‘Bombshell’: Mueller deputy tells Congress that fear of Trump is to blame for infamous Roger Stone sentencing memo
Roger Stone (MSNBC)

Aaron Zelinsky, a lawyer prosecuting President Trump’s longtime associate Roger Stone who later resigned from the case in protest after being forced to seek a lesser prison sentence, submitted a statement to Congress this Tuesday and dropped a "bombshell" revelation about the "wrongful political pressure" that he endured.


"What I saw was the Department of Justice exerting significant pressure on the line prosecutors in the case to obscure the correct Sentencing Guidelines calculation to which Roger Stone was subject – and to water down and in some cases outright distort the events that transpired in his trial and the criminal conduct that gave rise to his conviction," a portion of his statement read. "Such pressure resulted in the virtually unprecedented decision to override the original sentencing recommendation in his case and to file a new sentencing memorandum that included statements and assertions at odds with the record and contrary to Department of Justice policy."

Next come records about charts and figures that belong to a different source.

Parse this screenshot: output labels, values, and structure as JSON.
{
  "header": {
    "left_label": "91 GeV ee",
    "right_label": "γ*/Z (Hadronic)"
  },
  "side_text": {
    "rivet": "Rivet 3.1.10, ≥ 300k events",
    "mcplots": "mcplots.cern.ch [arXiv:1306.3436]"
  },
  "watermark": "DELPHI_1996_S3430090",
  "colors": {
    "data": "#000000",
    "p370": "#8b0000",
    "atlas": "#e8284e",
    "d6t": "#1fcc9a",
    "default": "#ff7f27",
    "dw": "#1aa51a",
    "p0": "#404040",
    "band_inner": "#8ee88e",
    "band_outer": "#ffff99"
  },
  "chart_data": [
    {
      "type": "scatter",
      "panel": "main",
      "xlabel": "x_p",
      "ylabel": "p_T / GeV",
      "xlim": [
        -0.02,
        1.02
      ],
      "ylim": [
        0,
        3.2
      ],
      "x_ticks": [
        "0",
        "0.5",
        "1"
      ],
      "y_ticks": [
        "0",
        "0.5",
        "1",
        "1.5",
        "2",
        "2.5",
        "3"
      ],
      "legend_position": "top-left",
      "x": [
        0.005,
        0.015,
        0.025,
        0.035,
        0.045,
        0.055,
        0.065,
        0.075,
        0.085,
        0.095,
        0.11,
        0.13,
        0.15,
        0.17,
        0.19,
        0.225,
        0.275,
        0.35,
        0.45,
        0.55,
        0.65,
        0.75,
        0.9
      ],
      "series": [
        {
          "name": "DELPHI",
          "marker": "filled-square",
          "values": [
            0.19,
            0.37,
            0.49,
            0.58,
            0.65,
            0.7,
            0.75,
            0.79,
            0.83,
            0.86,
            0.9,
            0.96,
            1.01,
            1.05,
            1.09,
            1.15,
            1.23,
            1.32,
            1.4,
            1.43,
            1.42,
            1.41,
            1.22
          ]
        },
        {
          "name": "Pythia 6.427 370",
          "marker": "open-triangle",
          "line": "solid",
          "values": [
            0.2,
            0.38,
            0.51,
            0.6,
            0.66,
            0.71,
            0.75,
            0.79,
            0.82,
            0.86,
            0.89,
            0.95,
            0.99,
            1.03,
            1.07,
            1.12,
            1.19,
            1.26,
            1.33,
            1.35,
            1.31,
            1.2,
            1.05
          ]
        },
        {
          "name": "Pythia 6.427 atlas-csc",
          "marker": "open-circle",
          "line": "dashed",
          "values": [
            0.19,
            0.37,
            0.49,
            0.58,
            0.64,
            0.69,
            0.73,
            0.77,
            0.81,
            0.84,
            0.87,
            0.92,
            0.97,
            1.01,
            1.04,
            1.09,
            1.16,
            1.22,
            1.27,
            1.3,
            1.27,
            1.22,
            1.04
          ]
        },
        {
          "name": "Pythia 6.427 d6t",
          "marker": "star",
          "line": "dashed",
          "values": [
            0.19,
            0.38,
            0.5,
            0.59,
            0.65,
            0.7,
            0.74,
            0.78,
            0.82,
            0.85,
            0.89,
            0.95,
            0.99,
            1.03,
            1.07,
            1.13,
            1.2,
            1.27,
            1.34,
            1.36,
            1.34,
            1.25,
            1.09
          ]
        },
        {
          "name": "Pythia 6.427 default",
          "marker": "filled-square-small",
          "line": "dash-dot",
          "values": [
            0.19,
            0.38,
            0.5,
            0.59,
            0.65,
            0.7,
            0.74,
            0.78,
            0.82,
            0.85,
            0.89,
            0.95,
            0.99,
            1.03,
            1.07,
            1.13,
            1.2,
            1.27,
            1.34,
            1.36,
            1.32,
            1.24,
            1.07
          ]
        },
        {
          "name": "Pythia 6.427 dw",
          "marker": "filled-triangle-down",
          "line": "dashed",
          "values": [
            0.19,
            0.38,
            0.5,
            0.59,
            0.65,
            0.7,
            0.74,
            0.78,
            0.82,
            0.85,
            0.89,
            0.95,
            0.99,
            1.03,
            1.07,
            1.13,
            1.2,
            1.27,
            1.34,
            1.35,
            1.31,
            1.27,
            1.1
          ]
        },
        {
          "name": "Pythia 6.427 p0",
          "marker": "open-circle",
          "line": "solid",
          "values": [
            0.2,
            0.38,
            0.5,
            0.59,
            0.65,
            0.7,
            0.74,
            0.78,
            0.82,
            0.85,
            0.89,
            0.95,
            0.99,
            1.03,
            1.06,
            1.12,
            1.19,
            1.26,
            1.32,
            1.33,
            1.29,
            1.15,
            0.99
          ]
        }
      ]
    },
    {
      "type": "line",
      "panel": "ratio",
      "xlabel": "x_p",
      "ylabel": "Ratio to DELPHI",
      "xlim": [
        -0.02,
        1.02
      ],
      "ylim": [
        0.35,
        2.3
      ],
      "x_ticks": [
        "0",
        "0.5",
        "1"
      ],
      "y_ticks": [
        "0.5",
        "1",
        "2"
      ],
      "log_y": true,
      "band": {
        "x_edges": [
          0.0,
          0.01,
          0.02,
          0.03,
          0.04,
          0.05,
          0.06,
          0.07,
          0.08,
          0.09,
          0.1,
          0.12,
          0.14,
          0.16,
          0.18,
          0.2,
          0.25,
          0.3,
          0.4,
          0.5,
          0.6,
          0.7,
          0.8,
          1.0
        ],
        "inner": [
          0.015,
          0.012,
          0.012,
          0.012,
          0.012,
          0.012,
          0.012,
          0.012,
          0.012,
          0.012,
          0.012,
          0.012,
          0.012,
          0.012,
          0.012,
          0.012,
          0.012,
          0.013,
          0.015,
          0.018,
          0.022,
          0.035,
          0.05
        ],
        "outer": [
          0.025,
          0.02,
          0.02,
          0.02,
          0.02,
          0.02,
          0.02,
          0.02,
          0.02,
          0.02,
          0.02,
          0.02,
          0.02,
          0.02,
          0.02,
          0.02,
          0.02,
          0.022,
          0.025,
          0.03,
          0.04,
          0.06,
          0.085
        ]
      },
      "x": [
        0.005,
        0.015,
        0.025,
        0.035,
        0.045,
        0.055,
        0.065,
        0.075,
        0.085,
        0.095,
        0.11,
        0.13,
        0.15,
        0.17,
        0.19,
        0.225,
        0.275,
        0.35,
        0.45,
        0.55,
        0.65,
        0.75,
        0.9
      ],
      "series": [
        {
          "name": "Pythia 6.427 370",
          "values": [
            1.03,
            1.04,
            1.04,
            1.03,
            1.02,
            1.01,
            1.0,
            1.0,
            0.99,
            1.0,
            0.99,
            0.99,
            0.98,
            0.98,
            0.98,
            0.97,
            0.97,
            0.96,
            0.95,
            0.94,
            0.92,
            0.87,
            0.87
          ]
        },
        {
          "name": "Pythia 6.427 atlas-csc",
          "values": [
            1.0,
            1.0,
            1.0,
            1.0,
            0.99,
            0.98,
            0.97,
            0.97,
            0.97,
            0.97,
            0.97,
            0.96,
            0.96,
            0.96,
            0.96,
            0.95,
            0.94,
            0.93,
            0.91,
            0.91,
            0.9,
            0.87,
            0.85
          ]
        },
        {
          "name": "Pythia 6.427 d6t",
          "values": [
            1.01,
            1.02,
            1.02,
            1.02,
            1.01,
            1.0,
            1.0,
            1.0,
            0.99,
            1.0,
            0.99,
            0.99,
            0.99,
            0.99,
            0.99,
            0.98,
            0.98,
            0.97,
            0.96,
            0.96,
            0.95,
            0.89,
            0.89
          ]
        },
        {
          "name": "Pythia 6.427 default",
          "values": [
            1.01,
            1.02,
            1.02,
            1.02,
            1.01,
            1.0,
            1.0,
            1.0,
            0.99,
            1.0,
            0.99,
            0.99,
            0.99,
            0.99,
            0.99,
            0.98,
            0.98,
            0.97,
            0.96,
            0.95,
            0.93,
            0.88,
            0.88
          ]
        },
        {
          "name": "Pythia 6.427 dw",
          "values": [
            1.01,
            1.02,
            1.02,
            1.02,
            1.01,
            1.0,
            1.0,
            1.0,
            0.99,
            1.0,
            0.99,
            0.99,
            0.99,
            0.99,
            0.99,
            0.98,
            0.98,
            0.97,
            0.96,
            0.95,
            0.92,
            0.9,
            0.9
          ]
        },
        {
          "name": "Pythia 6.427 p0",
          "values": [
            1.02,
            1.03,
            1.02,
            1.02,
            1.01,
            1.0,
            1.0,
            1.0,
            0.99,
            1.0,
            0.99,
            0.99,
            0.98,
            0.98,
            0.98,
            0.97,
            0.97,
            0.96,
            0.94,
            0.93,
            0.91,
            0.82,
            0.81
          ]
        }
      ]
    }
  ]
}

"What I heard – repeatedly – was that Roger Stone was being treated differently from any other defendant because of his relationship to the President," his statement continued. "I was told that the Acting U.S. Attorney for the District of Columbia, Timothy Shea, was receiving heavy pressure from the highest levels of the Department of Justice to cut Stone a break, and that the U.S. Attorney’s sentencing instructions to us were based on political considerations. I was also told that the acting U.S. Attorney was giving Stone such unprecedentedly favorable treatment because he was 'afraid of the president.'"

Zelinsky is set to testify before Congress this Wednesday. According to Business Insider, he'll tell lawmakers that a supervisor on Stone's case told him that there were "political reasons" to seek a lighter sentence for Stone, even though the supervisor acknowledged that a lighter sentence would be "unethical and wrong."